He now lives in Flagstaff Arizona. Running makes his life and livelihood
among the varied cultures in the vast physical beauty of the United States
Southwest as a freelance documentary and art photographer. Running is best known for his work photographing the Navajo
people, the largest Native American nation. It is a nation threatened
by forced relocation as a result of the Navajo/Hopi land dispute. Originally,
photography served Running merely as a documentary tool - an asset to
his anthropological studies. "To see, to record, to comment, and to present..."
Increasingly, it became and today remains his main a love and livelihood.

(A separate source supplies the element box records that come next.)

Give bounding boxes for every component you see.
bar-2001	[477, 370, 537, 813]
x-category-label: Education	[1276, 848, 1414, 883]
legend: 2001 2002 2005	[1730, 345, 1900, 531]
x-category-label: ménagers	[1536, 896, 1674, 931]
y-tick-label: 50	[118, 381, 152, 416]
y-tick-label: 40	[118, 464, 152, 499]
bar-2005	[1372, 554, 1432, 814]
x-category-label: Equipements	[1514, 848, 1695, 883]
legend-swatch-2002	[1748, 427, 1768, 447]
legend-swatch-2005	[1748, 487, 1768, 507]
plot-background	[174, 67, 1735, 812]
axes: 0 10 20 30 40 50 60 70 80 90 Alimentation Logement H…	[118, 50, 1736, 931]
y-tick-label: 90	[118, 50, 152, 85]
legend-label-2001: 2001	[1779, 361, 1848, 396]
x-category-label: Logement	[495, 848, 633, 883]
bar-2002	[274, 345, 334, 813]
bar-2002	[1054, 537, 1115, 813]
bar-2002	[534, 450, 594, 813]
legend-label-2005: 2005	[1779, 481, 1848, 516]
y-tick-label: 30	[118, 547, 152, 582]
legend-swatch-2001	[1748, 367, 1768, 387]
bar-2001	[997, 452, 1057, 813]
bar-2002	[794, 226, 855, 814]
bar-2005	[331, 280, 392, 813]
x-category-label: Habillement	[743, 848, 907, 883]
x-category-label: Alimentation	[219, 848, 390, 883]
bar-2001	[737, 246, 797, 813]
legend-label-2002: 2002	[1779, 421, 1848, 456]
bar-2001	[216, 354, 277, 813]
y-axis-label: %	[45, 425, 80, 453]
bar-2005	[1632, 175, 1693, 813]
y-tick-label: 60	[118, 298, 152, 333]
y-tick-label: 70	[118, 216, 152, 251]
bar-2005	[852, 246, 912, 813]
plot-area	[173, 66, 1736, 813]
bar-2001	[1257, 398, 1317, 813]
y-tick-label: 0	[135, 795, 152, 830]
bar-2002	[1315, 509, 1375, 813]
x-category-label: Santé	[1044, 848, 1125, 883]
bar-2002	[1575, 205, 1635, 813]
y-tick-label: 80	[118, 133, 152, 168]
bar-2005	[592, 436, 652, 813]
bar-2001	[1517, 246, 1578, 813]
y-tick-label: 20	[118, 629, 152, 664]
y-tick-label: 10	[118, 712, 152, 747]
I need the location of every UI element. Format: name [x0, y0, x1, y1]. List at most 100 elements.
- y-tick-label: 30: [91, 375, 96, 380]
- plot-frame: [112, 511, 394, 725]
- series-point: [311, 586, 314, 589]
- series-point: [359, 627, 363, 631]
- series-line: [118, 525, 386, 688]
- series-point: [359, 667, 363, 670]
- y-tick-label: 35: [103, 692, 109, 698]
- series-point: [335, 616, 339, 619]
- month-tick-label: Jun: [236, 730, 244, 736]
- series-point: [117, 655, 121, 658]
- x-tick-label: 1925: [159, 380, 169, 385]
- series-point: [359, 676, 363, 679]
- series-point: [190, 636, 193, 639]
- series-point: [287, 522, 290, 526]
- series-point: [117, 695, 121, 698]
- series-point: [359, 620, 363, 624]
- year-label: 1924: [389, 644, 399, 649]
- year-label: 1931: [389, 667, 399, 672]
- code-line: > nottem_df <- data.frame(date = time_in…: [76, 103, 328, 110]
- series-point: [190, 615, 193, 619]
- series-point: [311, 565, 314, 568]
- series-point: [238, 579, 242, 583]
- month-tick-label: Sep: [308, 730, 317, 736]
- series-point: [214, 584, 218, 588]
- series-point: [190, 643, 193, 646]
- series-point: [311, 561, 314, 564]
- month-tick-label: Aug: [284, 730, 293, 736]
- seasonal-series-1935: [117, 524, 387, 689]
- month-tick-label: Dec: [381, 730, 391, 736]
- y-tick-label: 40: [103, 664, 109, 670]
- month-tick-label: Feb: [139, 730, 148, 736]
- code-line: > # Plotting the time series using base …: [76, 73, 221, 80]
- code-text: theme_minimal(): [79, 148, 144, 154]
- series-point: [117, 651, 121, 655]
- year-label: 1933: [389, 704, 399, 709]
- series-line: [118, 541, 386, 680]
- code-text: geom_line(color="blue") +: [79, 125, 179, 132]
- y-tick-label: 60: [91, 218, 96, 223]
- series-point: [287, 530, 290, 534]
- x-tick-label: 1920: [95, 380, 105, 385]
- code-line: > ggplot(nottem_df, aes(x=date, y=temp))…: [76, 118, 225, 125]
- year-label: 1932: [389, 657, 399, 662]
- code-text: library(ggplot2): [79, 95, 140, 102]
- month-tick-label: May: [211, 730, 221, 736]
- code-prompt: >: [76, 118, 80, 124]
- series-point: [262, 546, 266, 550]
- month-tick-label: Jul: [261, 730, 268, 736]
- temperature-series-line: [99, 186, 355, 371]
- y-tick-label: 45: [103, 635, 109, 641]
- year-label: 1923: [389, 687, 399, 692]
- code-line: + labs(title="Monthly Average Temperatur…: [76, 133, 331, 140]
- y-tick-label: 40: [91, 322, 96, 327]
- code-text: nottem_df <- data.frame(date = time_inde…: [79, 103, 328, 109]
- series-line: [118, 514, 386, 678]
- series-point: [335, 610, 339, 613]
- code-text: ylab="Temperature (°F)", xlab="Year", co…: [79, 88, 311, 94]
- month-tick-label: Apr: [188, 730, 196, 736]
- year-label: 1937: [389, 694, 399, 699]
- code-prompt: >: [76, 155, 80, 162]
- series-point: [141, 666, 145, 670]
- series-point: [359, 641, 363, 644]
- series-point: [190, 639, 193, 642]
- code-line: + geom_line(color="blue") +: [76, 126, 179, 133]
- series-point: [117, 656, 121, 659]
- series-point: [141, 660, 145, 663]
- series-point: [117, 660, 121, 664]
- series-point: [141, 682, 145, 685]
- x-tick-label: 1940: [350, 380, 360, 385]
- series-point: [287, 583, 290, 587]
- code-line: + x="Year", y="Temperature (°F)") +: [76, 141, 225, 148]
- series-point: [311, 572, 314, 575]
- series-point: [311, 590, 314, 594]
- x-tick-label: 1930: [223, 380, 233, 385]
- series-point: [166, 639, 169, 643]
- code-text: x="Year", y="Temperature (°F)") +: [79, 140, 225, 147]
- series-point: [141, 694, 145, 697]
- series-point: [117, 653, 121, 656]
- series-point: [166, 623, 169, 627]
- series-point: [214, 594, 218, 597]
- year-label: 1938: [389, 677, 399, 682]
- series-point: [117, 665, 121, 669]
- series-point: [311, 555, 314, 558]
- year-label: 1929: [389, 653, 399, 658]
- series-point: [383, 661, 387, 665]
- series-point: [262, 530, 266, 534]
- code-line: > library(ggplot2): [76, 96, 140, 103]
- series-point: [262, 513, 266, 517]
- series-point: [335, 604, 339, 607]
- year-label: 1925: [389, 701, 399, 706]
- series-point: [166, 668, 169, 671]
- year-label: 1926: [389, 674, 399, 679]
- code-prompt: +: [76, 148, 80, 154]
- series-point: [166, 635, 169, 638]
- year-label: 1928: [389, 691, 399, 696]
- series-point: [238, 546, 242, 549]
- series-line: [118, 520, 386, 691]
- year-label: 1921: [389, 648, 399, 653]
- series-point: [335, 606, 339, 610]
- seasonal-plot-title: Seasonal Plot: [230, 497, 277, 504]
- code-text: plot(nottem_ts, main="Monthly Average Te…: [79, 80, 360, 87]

In addition to still photography, which includes art photography and documentary
pictures which appear in textbooks, magazines and calendars, Running produces
educational documentary films. Their subjects have included: Spanish and
Indian culture in the United States, geology, weather, human behavior
and interaction, and cultural evolution. John Running's credits range from "Time Magazine" to "Communications
Arts Magazine", to "Rocky Mountain Magazine". Clients for his art
photography and documentary work are located in the United States major
photography market's including, New York, Chicago, and Los Angeles. His
varied interests and projects sometimes take him away from the American
Southwest, to the Galapagos Islands, Peru, Ecuador, the West Indies, and
Baja California. Projects there are varied, including: documentaries on
the daily lives of fishing families, in Trinidad, and an island in the
Sea of Cortez - for a book series entitled "Children of the Sea". In 1979 and 1980 Running's work was featured in the Museum
of Northern Arizona. The curator, John F. Stetter wrote about John Running's
photography. He said it defies categorization. He acknowledged Running's
sensitivity and his ability to portray both an acute sense of the gravity
for the loss of human cultures, and an awareness of how the past and present
combine to shape the future. " Running is a photographer in the great
and difficult tradition of Curtis and Vroman, a tradition that demands
not only technical mastery and desire and dedication but that elusive
quality T.S. Eliot called the historical sense. Running's pictures are
characterized by stunning beauty and uncompromising integrity - a rare
blend of human dignity and ethnographic documentation." Of Running's photographs, their place in the art community,
and their record of vanishing cultures and the people affected by the
advancement of civilization, Running comments, "... under careful scrutiny
a well captured image, or portrait, generally reveals itself to be a visual
representation of a deeply felt moment, as rich in psychological and emotional
meaning as a personal experience vividly recalled." The Art: When John Running photographs portraits, he develops a mutual
trust with his subjects. He spends time with his subjects in their environments
to create a relaxed mood enabling sitters to "show" themselves to the
camera. He is able to dispel the self-consciousness that often accompanies
being photographed. Running's subjects bear the unique characteristics
of their individual personalities and position in society. Portraits are
powerful and sensitive, and demand a viewer's awareness and thought. Of his art photography Running says, "Although my photographs may be a personal statement of sorts, they tend to be more of a statement about man." Running's art combines the talent of a social anthropologist's perception of cultural flux and change, with an artist's sensitivity to psychological power, aesthetic form, and composition.